Una escena de ambiente o de desarrollo lateral recibe el mismo cuidadoso
tratamiento que una escena clave. El enfoque es demasiado sereno
e imparcial. Y la tragedia no puede ser imparcial, debe subrayar
y debe eliminar; al escoger, rechaza. En Casque d'Or todo
parece desarrollarse en el mismo plano de exposición. Apenas
si las últimas escenas consiguen esa concentración
en lo patético que eleva su intensidad.
Para comprender los límites del estilo Becker nada más
elocuente que una comparación con el de Robert Bresson. Pese
al diálogo recargado y literario, toda la tragedia de Les
dames du Bois de Boulogne (1944), residía en el tratamiento
visual; era el director el que convertía el diálogo
galante y amanerado de Jean Cocteau en lenguaje trágico.

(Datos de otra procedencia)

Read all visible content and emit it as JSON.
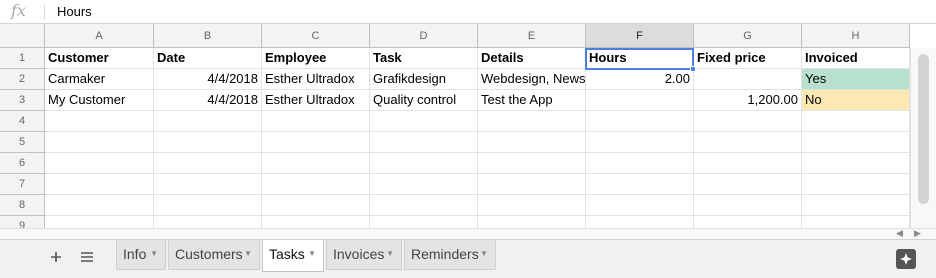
{
  "formula_bar": {
    "fx_label": "fx",
    "value": "Hours"
  },
  "columns": [
    "A",
    "B",
    "C",
    "D",
    "E",
    "F",
    "G",
    "H"
  ],
  "selected_column": "F",
  "selected_cell": "F1",
  "rows": [
    {
      "number": "1",
      "cells": [
        "Customer",
        "Date",
        "Employee",
        "Task",
        "Details",
        "Hours",
        "Fixed price",
        "Invoiced"
      ]
    },
    {
      "number": "2",
      "cells": [
        "Carmaker",
        "4/4/2018",
        "Esther Ultradox",
        "Grafikdesign",
        "Webdesign, News",
        "2.00",
        "",
        "Yes"
      ]
    },
    {
      "number": "3",
      "cells": [
        "My Customer",
        "4/4/2018",
        "Esther Ultradox",
        "Quality control",
        "Test the App",
        "",
        "1,200.00",
        "No"
      ]
    },
    {
      "number": "4",
      "cells": [
        "",
        "",
        "",
        "",
        "",
        "",
        "",
        ""
      ]
    },
    {
      "number": "5",
      "cells": [
        "",
        "",
        "",
        "",
        "",
        "",
        "",
        ""
      ]
    },
    {
      "number": "6",
      "cells": [
        "",
        "",
        "",
        "",
        "",
        "",
        "",
        ""
      ]
    },
    {
      "number": "7",
      "cells": [
        "",
        "",
        "",
        "",
        "",
        "",
        "",
        ""
      ]
    },
    {
      "number": "8",
      "cells": [
        "",
        "",
        "",
        "",
        "",
        "",
        "",
        ""
      ]
    },
    {
      "number": "9",
      "cells": [
        "",
        "",
        "",
        "",
        "",
        "",
        "",
        ""
      ]
    }
  ],
  "cell_fills": {
    "yes": "#b7e1cd",
    "no": "#fce8b2"
  },
  "accent_color": "#4a7ee0",
  "sheet_tabs": [
    {
      "label": "Info",
      "active": false
    },
    {
      "label": "Customers",
      "active": false
    },
    {
      "label": "Tasks",
      "active": true
    },
    {
      "label": "Invoices",
      "active": false
    },
    {
      "label": "Reminders",
      "active": false
    }
  ],
  "icons": {
    "add_sheet": "plus-icon",
    "all_sheets": "list-icon",
    "explore": "explore-icon",
    "tab_menu": "caret-down-icon"
  }
}
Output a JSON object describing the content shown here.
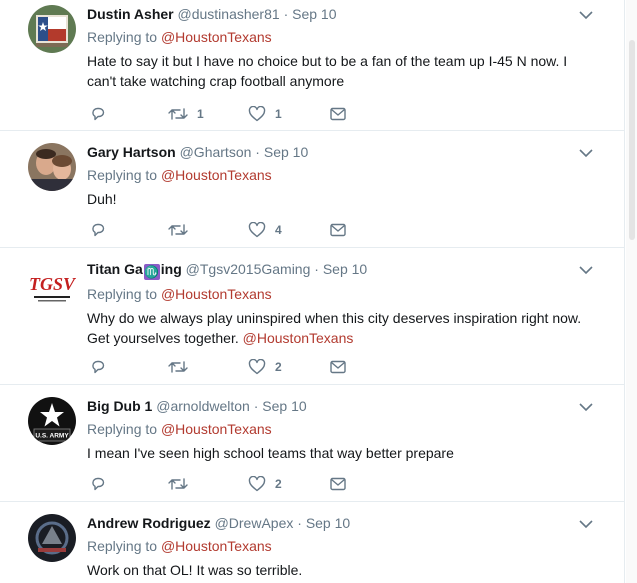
{
  "tweets": [
    {
      "name": "Dustin Asher",
      "handle": "@dustinasher81",
      "sep": "·",
      "date": "Sep 10",
      "replying_label": "Replying to",
      "replying_handle": "@HoustonTexans",
      "text": "Hate to say it but I have no choice but to be a fan of the team up I-45 N now. I can't take watching crap football anymore",
      "retweets": "1",
      "likes": "1",
      "avatar": "texas-flag-avatar"
    },
    {
      "name": "Gary Hartson",
      "handle": "@Ghartson",
      "sep": "·",
      "date": "Sep 10",
      "replying_label": "Replying to",
      "replying_handle": "@HoustonTexans",
      "text": "Duh!",
      "retweets": "",
      "likes": "4",
      "avatar": "couple-photo-avatar"
    },
    {
      "name_a": "Titan Ga",
      "name_glyph": "♏",
      "name_b": "ing",
      "handle": "@Tgsv2015Gaming",
      "sep": "·",
      "date": "Sep 10",
      "replying_label": "Replying to",
      "replying_handle": "@HoustonTexans",
      "text_a": "Why do we always play uninspired when this city deserves inspiration right now. Get yourselves together.",
      "text_mention": "@HoustonTexans",
      "retweets": "",
      "likes": "2",
      "avatar": "tgsv-logo-avatar",
      "avatar_text": "TGSV"
    },
    {
      "name": "Big Dub 1",
      "handle": "@arnoldwelton",
      "sep": "·",
      "date": "Sep 10",
      "replying_label": "Replying to",
      "replying_handle": "@HoustonTexans",
      "text": "I mean I've seen high school teams that way better prepare",
      "retweets": "",
      "likes": "2",
      "avatar": "army-star-avatar",
      "avatar_text": "U.S. ARMY"
    },
    {
      "name": "Andrew Rodriguez",
      "handle": "@DrewApex",
      "sep": "·",
      "date": "Sep 10",
      "replying_label": "Replying to",
      "replying_handle": "@HoustonTexans",
      "text": "Work on that OL! It was so terrible.",
      "avatar": "dark-graphic-avatar"
    }
  ],
  "colors": {
    "mention": "#b23a2f",
    "muted": "#657786",
    "divider": "#e6ecf0"
  }
}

Al potencializar visualmente la retórica de las palabras,
escapaba Bresson a su mentira. Un desprecio de todos los elementos
accesorios de la intriga, una estilización radical del ambiente,
una concentración fanática en los protagonistas, alzaban
la intriga dieciochesca al clima tráfico de un Racine. Y
esto es lo que no supo, ni ver, ni hacer Becker, como testimonia
una crónica suya de este film. En Las dames du Bois de
Boulogne elogió Becker la habilidad de Bresson para integrar
los personajes al ambiente, para mostrar unos seres que pertenecen
a un mundo severamente gobernado por las convenciones sociales.
Pero se le escapó lo que no era crónica; toda la sustancia
trágica en fin.
En sus propios film, Becker opera con materiales menos nobles que
los de Bresson y aporta una visión personal minuciosa pero
no honda. Es un cronista, un excelente cronista, pero nada más.
El mérito de su estilo radica en la honestidad de sus procedimientos,
en su insistencia en la exposición puramente visual. Al no
pretender hinchar sus temas, al no querer introducir desde fuera
el patetismo, al confinarse a la comedia costumbrista, Becker parece
reconocer la medida -toda la medida- de su arte. Dentro de esas
coordenadas, Casque d'Or no es un paso en falso aunque marca
con absoluta nitidez los límites que puede alcanzar Becker.
En este sentido es su film más ejemplar hasta la fecha."
BIBLIOGRAFÍA.- No parece existir estudio de
conjunto sobre su obra. Hay excelente monografías sobre Antoine
et Antoinette y Falbalas en Analyses de Films,
publicado por IDHEC (Paris, 1948). Sobre Rendez-vous de Juillet
ha publicado Jean Queval un libro (Paris, Chavane, 1949) con prólogo
de Raymond Queneau. En Sight and Sound (octubre-.diciembre
1952), hay una reseña muy favorable de Casque d'Or
por Lindsay Anderson. Las declaraciones de Becker sobre Renoir están
en el boletín mensual de Unifrance Films (Nº
9, abril 1951); sus declaraciones sobre Casque d'Or están
en una entrevista con Georges Sadoul (L'Ecran Francais, Nº
352, abril 10, 1952); su crónica sobre Les dames du Bois
de Boulogne, en la misma revista (Nº 16, octubre 17, 1945).